Voltando à crítica de Olavo de Carvalho, não foi minha tradução de Os demônios que o incomodou, tanto que ele não menciona uma única passagem do texto. O que o incomodou foi o meu Posfácio, onde abordo a excepcional capacidade de Dostoiévski de ver a história por dentro do processo e suas eventuais consequências na posteridade imediata ou distante. Olavo de Carvalho está na moda. É um homem inteligente, autodidata, escreve bem. É um pensador da extrema direita, tem uma obra fiel a esse pensamento. É um direito seu, que respeito, é inquestionável, pois felizmente não vivemos sob o domínio do pensamento único, embora se observe uma tendência do novo ministro da educação a implantá-lo no MEC. Como estamos em início de governo, espero que essa tendência não se concretize e o MEC respeite a natureza plural do pensamento, pois ela decorre da sociedade que é igualmente plural.
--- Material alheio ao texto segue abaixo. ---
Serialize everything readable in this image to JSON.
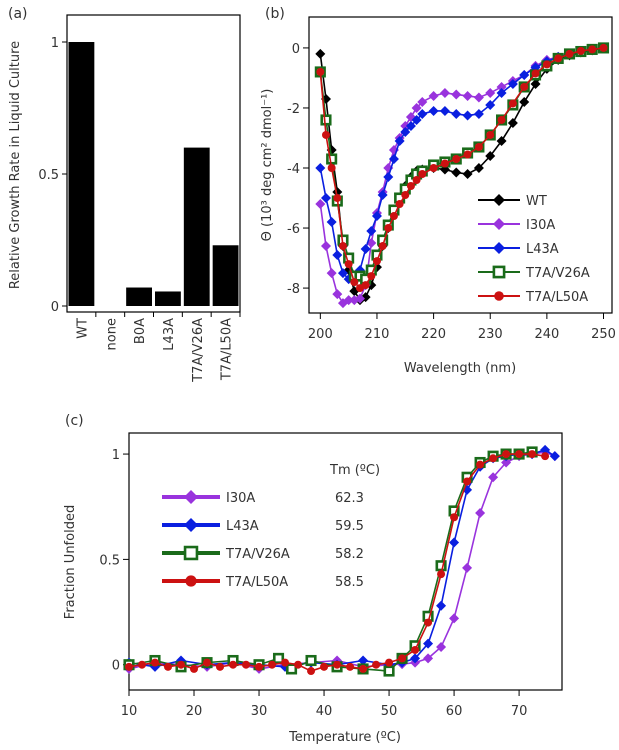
{
  "chart_data": [
    {
      "panel": "(a)",
      "type": "bar",
      "ylabel": "Relative Growth Rate in Liquid Culture",
      "categories": [
        "WT",
        "none",
        "B0A",
        "L43A",
        "T7A/V26A",
        "T7A/L50A"
      ],
      "values": [
        1.0,
        0.0,
        0.07,
        0.055,
        0.6,
        0.23
      ],
      "ylim": [
        0,
        1.1
      ],
      "yticks": [
        {
          "v": 0,
          "label": "0"
        },
        {
          "v": 0.5,
          "label": "0.5"
        },
        {
          "v": 1,
          "label": "1"
        }
      ],
      "color": "#000000"
    },
    {
      "panel": "(b)",
      "type": "line",
      "xlabel": "Wavelength (nm)",
      "ylabel": "Θ (10³ deg cm² dmol⁻¹)",
      "xlim": [
        198,
        251.5
      ],
      "ylim": [
        -8.83,
        1.03
      ],
      "xticks": [
        {
          "v": 200,
          "label": "200"
        },
        {
          "v": 210,
          "label": "210"
        },
        {
          "v": 220,
          "label": "220"
        },
        {
          "v": 230,
          "label": "230"
        },
        {
          "v": 240,
          "label": "240"
        },
        {
          "v": 250,
          "label": "250"
        }
      ],
      "yticks": [
        {
          "v": 0,
          "label": "0"
        },
        {
          "v": -2,
          "label": "-2"
        },
        {
          "v": -4,
          "label": "-4"
        },
        {
          "v": -6,
          "label": "-6"
        },
        {
          "v": -8,
          "label": "-8"
        }
      ],
      "legend_position": "bottom-right",
      "x": [
        200,
        201,
        202,
        203,
        204,
        205,
        206,
        207,
        208,
        209,
        210,
        211,
        212,
        213,
        214,
        215,
        216,
        217,
        218,
        220,
        222,
        224,
        226,
        228,
        230,
        232,
        234,
        236,
        238,
        240,
        242,
        244,
        246,
        248,
        250
      ],
      "series": [
        {
          "name": "WT",
          "color": "#000000",
          "marker": "diamond",
          "values": [
            -0.2,
            -1.7,
            -3.4,
            -4.8,
            -6.6,
            -7.4,
            -8.1,
            -8.4,
            -8.3,
            -7.9,
            -7.3,
            -6.6,
            -6.0,
            -5.4,
            -5.0,
            -4.6,
            -4.3,
            -4.1,
            -4.05,
            -4.0,
            -4.05,
            -4.15,
            -4.2,
            -4.0,
            -3.6,
            -3.1,
            -2.5,
            -1.8,
            -1.2,
            -0.7,
            -0.4,
            -0.25,
            -0.15,
            -0.08,
            0
          ]
        },
        {
          "name": "I30A",
          "color": "#9933dd",
          "marker": "diamond",
          "values": [
            -5.2,
            -6.6,
            -7.5,
            -8.2,
            -8.5,
            -8.4,
            -8.4,
            -8.35,
            -7.9,
            -6.5,
            -5.5,
            -4.8,
            -4.0,
            -3.4,
            -3.0,
            -2.6,
            -2.3,
            -2.0,
            -1.8,
            -1.6,
            -1.5,
            -1.55,
            -1.6,
            -1.65,
            -1.5,
            -1.3,
            -1.1,
            -0.9,
            -0.6,
            -0.4,
            -0.3,
            -0.2,
            -0.1,
            -0.05,
            0
          ]
        },
        {
          "name": "L43A",
          "color": "#0a1fe0",
          "marker": "diamond",
          "values": [
            -4.0,
            -5.0,
            -5.8,
            -6.9,
            -7.5,
            -7.7,
            -7.6,
            -7.4,
            -6.7,
            -6.1,
            -5.6,
            -4.9,
            -4.3,
            -3.7,
            -3.1,
            -2.8,
            -2.6,
            -2.4,
            -2.2,
            -2.1,
            -2.1,
            -2.2,
            -2.25,
            -2.2,
            -1.9,
            -1.5,
            -1.2,
            -0.9,
            -0.65,
            -0.45,
            -0.3,
            -0.2,
            -0.12,
            -0.05,
            0
          ]
        },
        {
          "name": "T7A/V26A",
          "color": "#1a6b1a",
          "marker": "square",
          "values": [
            -0.8,
            -2.4,
            -3.7,
            -5.1,
            -6.4,
            -7.0,
            -7.6,
            -7.6,
            -7.7,
            -7.4,
            -6.9,
            -6.4,
            -5.9,
            -5.4,
            -5.0,
            -4.7,
            -4.4,
            -4.2,
            -4.1,
            -3.9,
            -3.8,
            -3.7,
            -3.5,
            -3.3,
            -2.9,
            -2.4,
            -1.9,
            -1.3,
            -0.9,
            -0.6,
            -0.35,
            -0.2,
            -0.12,
            -0.05,
            0
          ]
        },
        {
          "name": "T7A/L50A",
          "color": "#cc1111",
          "marker": "circle",
          "values": [
            -0.8,
            -2.9,
            -4.0,
            -5.0,
            -6.6,
            -7.2,
            -7.8,
            -8.0,
            -7.9,
            -7.6,
            -7.1,
            -6.6,
            -6.0,
            -5.6,
            -5.2,
            -4.9,
            -4.6,
            -4.4,
            -4.2,
            -4.0,
            -3.85,
            -3.7,
            -3.55,
            -3.3,
            -2.9,
            -2.4,
            -1.85,
            -1.3,
            -0.85,
            -0.55,
            -0.35,
            -0.2,
            -0.1,
            -0.05,
            0
          ]
        }
      ]
    },
    {
      "panel": "(c)",
      "type": "line",
      "xlabel": "Temperature (ºC)",
      "ylabel": "Fraction Unfolded",
      "xlim": [
        10,
        76.6
      ],
      "ylim": [
        -0.12,
        1.1
      ],
      "xticks": [
        {
          "v": 10,
          "label": "10"
        },
        {
          "v": 20,
          "label": "20"
        },
        {
          "v": 30,
          "label": "30"
        },
        {
          "v": 40,
          "label": "40"
        },
        {
          "v": 50,
          "label": "50"
        },
        {
          "v": 60,
          "label": "60"
        },
        {
          "v": 70,
          "label": "70"
        }
      ],
      "yticks": [
        {
          "v": 0,
          "label": "0"
        },
        {
          "v": 0.5,
          "label": "0.5"
        },
        {
          "v": 1,
          "label": "1"
        }
      ],
      "legend_position": "top-left",
      "legend_value_header": "Tm (ºC)",
      "series": [
        {
          "name": "I30A",
          "tm": "62.3",
          "color": "#9933dd",
          "marker": "diamond",
          "x": [
            10,
            14,
            18,
            22,
            26,
            30,
            34,
            38,
            42,
            46,
            50,
            52,
            54,
            56,
            58,
            60,
            62,
            64,
            66,
            68,
            70,
            72,
            74,
            75.5
          ],
          "values": [
            -0.02,
            0.01,
            0.0,
            -0.01,
            0.01,
            -0.02,
            0.0,
            0.01,
            0.02,
            -0.01,
            0.0,
            0.003,
            0.01,
            0.03,
            0.084,
            0.22,
            0.46,
            0.72,
            0.89,
            0.96,
            0.99,
            1.0,
            1.01,
            0.99
          ]
        },
        {
          "name": "L43A",
          "tm": "59.5",
          "color": "#0a1fe0",
          "marker": "diamond",
          "x": [
            10,
            14,
            18,
            22,
            26,
            30,
            34,
            38,
            42,
            46,
            50,
            52,
            54,
            56,
            58,
            60,
            62,
            64,
            66,
            68,
            70,
            72,
            74,
            75.5
          ],
          "values": [
            0.01,
            -0.01,
            0.02,
            0.0,
            0.01,
            0.0,
            -0.01,
            0.01,
            0.0,
            0.02,
            0.0,
            0.01,
            0.03,
            0.1,
            0.28,
            0.58,
            0.83,
            0.94,
            0.98,
            0.99,
            1.0,
            1.0,
            1.02,
            0.99
          ]
        },
        {
          "name": "T7A/V26A",
          "tm": "58.2",
          "color": "#1a6b1a",
          "marker": "square",
          "x": [
            10,
            14,
            18,
            22,
            26,
            30,
            33,
            35,
            38,
            42,
            46,
            50,
            52,
            54,
            56,
            58,
            60,
            62,
            64,
            66,
            68,
            70,
            72
          ],
          "values": [
            0.0,
            0.02,
            -0.01,
            0.01,
            0.02,
            0.0,
            0.03,
            -0.02,
            0.02,
            -0.01,
            -0.02,
            -0.03,
            0.03,
            0.09,
            0.23,
            0.47,
            0.73,
            0.89,
            0.96,
            0.99,
            1.0,
            1.0,
            1.01
          ]
        },
        {
          "name": "T7A/L50A",
          "tm": "58.5",
          "color": "#cc1111",
          "marker": "circle",
          "x": [
            10,
            12,
            14,
            16,
            18,
            20,
            22,
            24,
            26,
            28,
            30,
            32,
            34,
            36,
            38,
            40,
            42,
            44,
            46,
            48,
            50,
            52,
            54,
            56,
            58,
            60,
            62,
            64,
            66,
            68,
            70,
            72,
            74
          ],
          "values": [
            -0.01,
            0.0,
            0.01,
            -0.01,
            0.0,
            -0.02,
            0.01,
            -0.01,
            0.0,
            0.0,
            -0.01,
            0.0,
            0.01,
            0.0,
            -0.03,
            -0.01,
            0.0,
            -0.01,
            -0.02,
            0.0,
            0.01,
            0.03,
            0.07,
            0.2,
            0.43,
            0.7,
            0.87,
            0.95,
            0.98,
            1.0,
            1.0,
            1.0,
            0.99
          ]
        }
      ]
    }
  ]
}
Dostoiévski foi um artista genial tanto no pensamento como nas formas de representação do homem, criou uma poética ímpar que o grande teórico e filósofo Mikhail Bakhtin chamou de polifonia. Deu voz aos representantes de todos os segmentos sociais, foi o romancista dos humilhados e ofendidos. Tudo isso bate de frente com o pensamento de extrema direita de Olavo de Carvalho. Repito, se Dostoiévski fosse aquela coisa linear e pobre que Olavo apresenta em suas análises nas redes sociais, ninguém o leria. Mas literatura é arte e cada um é livre para interpretá-la.
G1 - Tem lido algo da Paraíba? É possível vislumbrar uma nova leva de grandes autores paraibanos?
PB - Para ser franco, ultimamente tenho lido poucos autores paraibanos. Aldo Lopes, Marília Arnaud, Hildeberto Barbosa, a poesia do grupo Sanhauá, Linaldo Guedes…
G1 - Se, hipoteticamente, fosse possível eleger um livro paraibano para fazer uma versão para o russo, qual seria?
PB - Há tantos. Fogo Morto do mestre 'Zé Lins', O dia dos cachorros de Aldo Lopes de Araújo, Os cantos noturnos do coração de Marília Arnaud, só para ficar em alguns.